Behavioral Health Treatment for Black Americans

Behavioral Health Treatment for Black Americans

The Black community is facing a new health crisis. According to the Centers for Disease Control, overdose deaths among Blacks rose by 25% between 2016 and 2017 as compared to an 11% increase among whites. This is the largest increase in drug overdose deaths in recent years, and social isolation during the pandemic has made a bad situation even worse.

How is that happening in the midst of a social justice movement? The answer is likely due the strong societal stigma of drug use, as well as provider bias, and socioeconomic treatment barriers for low income Black people. Some of these barriers are lack of transportation, poverty, and past experiences with discrimination, racism, and shame during their healthcare experiences. To change things, we have to understand the problem better.

Black patients are 77% less likely to be prescribed state-of-science buprenorphine treatment with accompanying cognitive-behavioral therapy for opioid use disorder (OUD). They are more likely to receive methadone treatment instead. While both medications are FDA-approved, methadone is a more restricted treatment regimen; most patients have to show up daily to be administered this medication. That makes it nearly impossible to keep a job or manage other obligations. Overreliance on methadone for uninsured and publicly insured patients—people who are disproportionately Black and living in urban settings— locks them out of other approved medicines that could be more effective.

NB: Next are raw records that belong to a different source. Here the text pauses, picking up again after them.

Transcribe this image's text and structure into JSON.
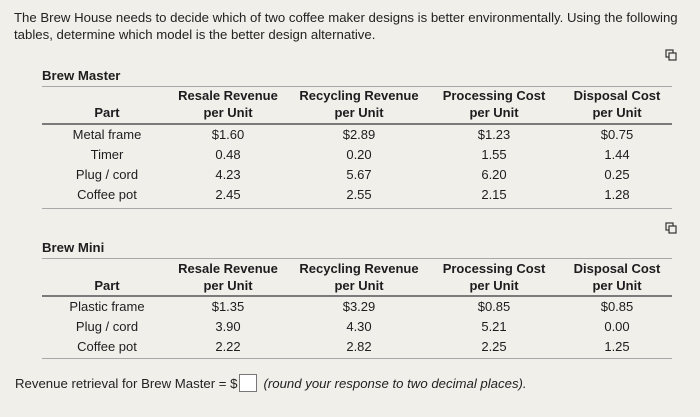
{
  "prompt": "The Brew House needs to decide which of two coffee maker designs is better environmentally. Using the following tables, determine which model is the better design alternative.",
  "headers": [
    "Part",
    "Resale Revenue per Unit",
    "Recycling Revenue per Unit",
    "Processing Cost per Unit",
    "Disposal Cost per Unit"
  ],
  "brew_master": {
    "title": "Brew Master",
    "rows": [
      [
        "Metal frame",
        "$1.60",
        "$2.89",
        "$1.23",
        "$0.75"
      ],
      [
        "Timer",
        "0.48",
        "0.20",
        "1.55",
        "1.44"
      ],
      [
        "Plug / cord",
        "4.23",
        "5.67",
        "6.20",
        "0.25"
      ],
      [
        "Coffee pot",
        "2.45",
        "2.55",
        "2.15",
        "1.28"
      ]
    ]
  },
  "brew_mini": {
    "title": "Brew Mini",
    "rows": [
      [
        "Plastic frame",
        "$1.35",
        "$3.29",
        "$0.85",
        "$0.85"
      ],
      [
        "Plug / cord",
        "3.90",
        "4.30",
        "5.21",
        "0.00"
      ],
      [
        "Coffee pot",
        "2.22",
        "2.82",
        "2.25",
        "1.25"
      ]
    ]
  },
  "answer": {
    "label": "Revenue retrieval for Brew Master = $",
    "value": "",
    "hint": "(round your response to two decimal places)."
  },
  "icons": [
    "copy-icon",
    "copy-icon"
  ]
}
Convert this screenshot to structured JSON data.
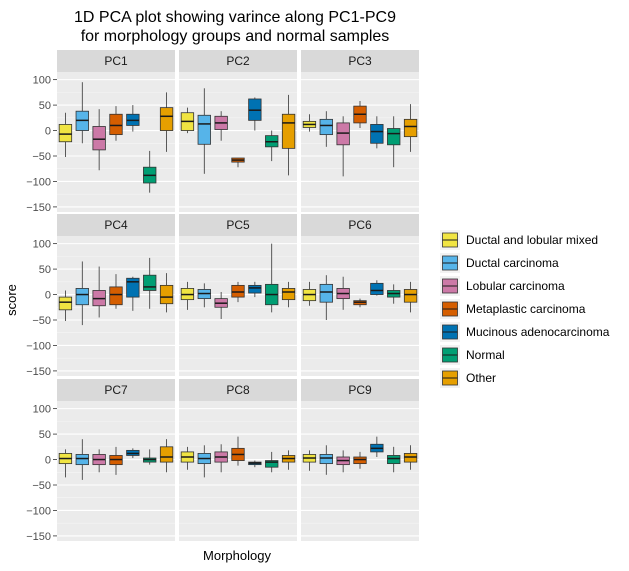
{
  "chart_data": {
    "type": "box",
    "title_lines": [
      "1D PCA plot showing varince along PC1-PC9",
      "for morphology groups and normal samples"
    ],
    "xlabel": "Morphology",
    "ylabel": "score",
    "ylim": [
      -160,
      115
    ],
    "yticks": [
      -150,
      -100,
      -50,
      0,
      50,
      100
    ],
    "grid": true,
    "legend_position": "right",
    "groups": [
      {
        "name": "Ductal and lobular mixed",
        "color": "#F0E442"
      },
      {
        "name": "Ductal carcinoma",
        "color": "#56B4E9"
      },
      {
        "name": "Lobular carcinoma",
        "color": "#CC79A7"
      },
      {
        "name": "Metaplastic carcinoma",
        "color": "#D55E00"
      },
      {
        "name": "Mucinous adenocarcinoma",
        "color": "#0072B2"
      },
      {
        "name": "Normal",
        "color": "#009E73"
      },
      {
        "name": "Other",
        "color": "#E69F00"
      }
    ],
    "panels": [
      {
        "label": "PC1",
        "boxes": [
          {
            "min": -52,
            "q1": -22,
            "median": -7,
            "q3": 12,
            "max": 35
          },
          {
            "min": -25,
            "q1": 0,
            "median": 20,
            "q3": 38,
            "max": 95
          },
          {
            "min": -78,
            "q1": -38,
            "median": -17,
            "q3": 8,
            "max": 42
          },
          {
            "min": -20,
            "q1": -8,
            "median": 10,
            "q3": 32,
            "max": 48
          },
          {
            "min": -2,
            "q1": 10,
            "median": 20,
            "q3": 32,
            "max": 50
          },
          {
            "min": -122,
            "q1": -103,
            "median": -88,
            "q3": -72,
            "max": -40
          },
          {
            "min": -42,
            "q1": 0,
            "median": 28,
            "q3": 45,
            "max": 75
          }
        ]
      },
      {
        "label": "PC2",
        "boxes": [
          {
            "min": -5,
            "q1": 0,
            "median": 18,
            "q3": 35,
            "max": 45
          },
          {
            "min": -85,
            "q1": -27,
            "median": 13,
            "q3": 30,
            "max": 83
          },
          {
            "min": -20,
            "q1": 2,
            "median": 15,
            "q3": 28,
            "max": 38
          },
          {
            "min": -72,
            "q1": -62,
            "median": -58,
            "q3": -54,
            "max": -54
          },
          {
            "min": 0,
            "q1": 20,
            "median": 40,
            "q3": 62,
            "max": 65
          },
          {
            "min": -60,
            "q1": -32,
            "median": -22,
            "q3": -10,
            "max": 0
          },
          {
            "min": -88,
            "q1": -35,
            "median": 15,
            "q3": 32,
            "max": 70
          }
        ]
      },
      {
        "label": "PC3",
        "boxes": [
          {
            "min": -2,
            "q1": 6,
            "median": 12,
            "q3": 18,
            "max": 32
          },
          {
            "min": -32,
            "q1": -8,
            "median": 10,
            "q3": 22,
            "max": 38
          },
          {
            "min": -90,
            "q1": -28,
            "median": -5,
            "q3": 15,
            "max": 28
          },
          {
            "min": 5,
            "q1": 15,
            "median": 32,
            "q3": 48,
            "max": 58
          },
          {
            "min": -35,
            "q1": -25,
            "median": -2,
            "q3": 12,
            "max": 28
          },
          {
            "min": -72,
            "q1": -28,
            "median": -6,
            "q3": 4,
            "max": 28
          },
          {
            "min": -42,
            "q1": -12,
            "median": 8,
            "q3": 22,
            "max": 52
          }
        ]
      },
      {
        "label": "PC4",
        "boxes": [
          {
            "min": -52,
            "q1": -30,
            "median": -15,
            "q3": -5,
            "max": 8
          },
          {
            "min": -60,
            "q1": -20,
            "median": 0,
            "q3": 12,
            "max": 65
          },
          {
            "min": -45,
            "q1": -22,
            "median": -8,
            "q3": 8,
            "max": 55
          },
          {
            "min": -28,
            "q1": -20,
            "median": 0,
            "q3": 15,
            "max": 40
          },
          {
            "min": -32,
            "q1": -5,
            "median": 25,
            "q3": 32,
            "max": 35
          },
          {
            "min": -28,
            "q1": 8,
            "median": 15,
            "q3": 38,
            "max": 72
          },
          {
            "min": -35,
            "q1": -18,
            "median": -5,
            "q3": 18,
            "max": 42
          }
        ]
      },
      {
        "label": "PC5",
        "boxes": [
          {
            "min": -30,
            "q1": -10,
            "median": 0,
            "q3": 12,
            "max": 25
          },
          {
            "min": -25,
            "q1": -8,
            "median": 2,
            "q3": 10,
            "max": 22
          },
          {
            "min": -48,
            "q1": -25,
            "median": -17,
            "q3": -8,
            "max": 5
          },
          {
            "min": -15,
            "q1": -5,
            "median": 5,
            "q3": 18,
            "max": 25
          },
          {
            "min": -5,
            "q1": 3,
            "median": 13,
            "q3": 18,
            "max": 25
          },
          {
            "min": -35,
            "q1": -20,
            "median": 0,
            "q3": 20,
            "max": 100
          },
          {
            "min": -25,
            "q1": -10,
            "median": 5,
            "q3": 12,
            "max": 25
          }
        ]
      },
      {
        "label": "PC6",
        "boxes": [
          {
            "min": -22,
            "q1": -12,
            "median": 0,
            "q3": 10,
            "max": 25
          },
          {
            "min": -50,
            "q1": -15,
            "median": 5,
            "q3": 20,
            "max": 38
          },
          {
            "min": -30,
            "q1": -8,
            "median": 2,
            "q3": 12,
            "max": 35
          },
          {
            "min": -25,
            "q1": -20,
            "median": -15,
            "q3": -12,
            "max": -8
          },
          {
            "min": -2,
            "q1": 0,
            "median": 8,
            "q3": 22,
            "max": 28
          },
          {
            "min": -18,
            "q1": -5,
            "median": 2,
            "q3": 8,
            "max": 20
          },
          {
            "min": -35,
            "q1": -15,
            "median": 0,
            "q3": 10,
            "max": 25
          }
        ]
      },
      {
        "label": "PC7",
        "boxes": [
          {
            "min": -35,
            "q1": -8,
            "median": 2,
            "q3": 12,
            "max": 20
          },
          {
            "min": -40,
            "q1": -10,
            "median": 2,
            "q3": 10,
            "max": 40
          },
          {
            "min": -25,
            "q1": -10,
            "median": 0,
            "q3": 10,
            "max": 20
          },
          {
            "min": -30,
            "q1": -10,
            "median": 0,
            "q3": 8,
            "max": 25
          },
          {
            "min": 3,
            "q1": 8,
            "median": 12,
            "q3": 18,
            "max": 22
          },
          {
            "min": -10,
            "q1": -5,
            "median": 0,
            "q3": 3,
            "max": 20
          },
          {
            "min": -25,
            "q1": -5,
            "median": 5,
            "q3": 25,
            "max": 40
          }
        ]
      },
      {
        "label": "PC8",
        "boxes": [
          {
            "min": -20,
            "q1": -5,
            "median": 5,
            "q3": 15,
            "max": 25
          },
          {
            "min": -35,
            "q1": -8,
            "median": 2,
            "q3": 12,
            "max": 28
          },
          {
            "min": -25,
            "q1": -5,
            "median": 5,
            "q3": 15,
            "max": 30
          },
          {
            "min": -12,
            "q1": -2,
            "median": 10,
            "q3": 22,
            "max": 45
          },
          {
            "min": -15,
            "q1": -10,
            "median": -7,
            "q3": -5,
            "max": -2
          },
          {
            "min": -25,
            "q1": -15,
            "median": -5,
            "q3": -2,
            "max": 15
          },
          {
            "min": -20,
            "q1": -5,
            "median": 2,
            "q3": 8,
            "max": 18
          }
        ]
      },
      {
        "label": "PC9",
        "boxes": [
          {
            "min": -22,
            "q1": -5,
            "median": 3,
            "q3": 10,
            "max": 18
          },
          {
            "min": -30,
            "q1": -8,
            "median": 3,
            "q3": 10,
            "max": 28
          },
          {
            "min": -25,
            "q1": -10,
            "median": -2,
            "q3": 5,
            "max": 18
          },
          {
            "min": -18,
            "q1": -8,
            "median": 0,
            "q3": 5,
            "max": 15
          },
          {
            "min": 5,
            "q1": 15,
            "median": 22,
            "q3": 30,
            "max": 45
          },
          {
            "min": -25,
            "q1": -8,
            "median": 2,
            "q3": 8,
            "max": 25
          },
          {
            "min": -20,
            "q1": -5,
            "median": 5,
            "q3": 12,
            "max": 28
          }
        ]
      }
    ]
  }
}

So, what can we do? The number one way to improve access to treatment is to place services where people can easily connect with them and to ensure very low thresholds to access those treatments. This means reducing patient treatment barriers such as cost, travel time, insurance pre-authorizations, and fear of incarceration or losing health or other social services benefits (such as housing, job training, or SNAP) because of a relapse.

As a community, we also need to embrace harm reduction as part of the continuum of care. Not everyone can quit drugs immediately. Harm reduction services teach high-risk people how to live a healthier life, This method get into the cracks and crevices of a community where formal treatment does not. And Research shows that people engaged with a harm reduction service provider are much more likely to go to treatment.

And not least of all, we need a robust case management system because treatment is just one element of what people are dealing with. If we say: “Get your life together first, and then you can have treatment (or housing or employment),” we leave many people out of care. People need stability and resources like housing before they can stop using drugs. Dictating what must be done before treatment creates barriers to recovery. When you add stigma, bias, lack of insurance, and limited access to health care into that equation, you get a disproportionately negative impact on African Americans.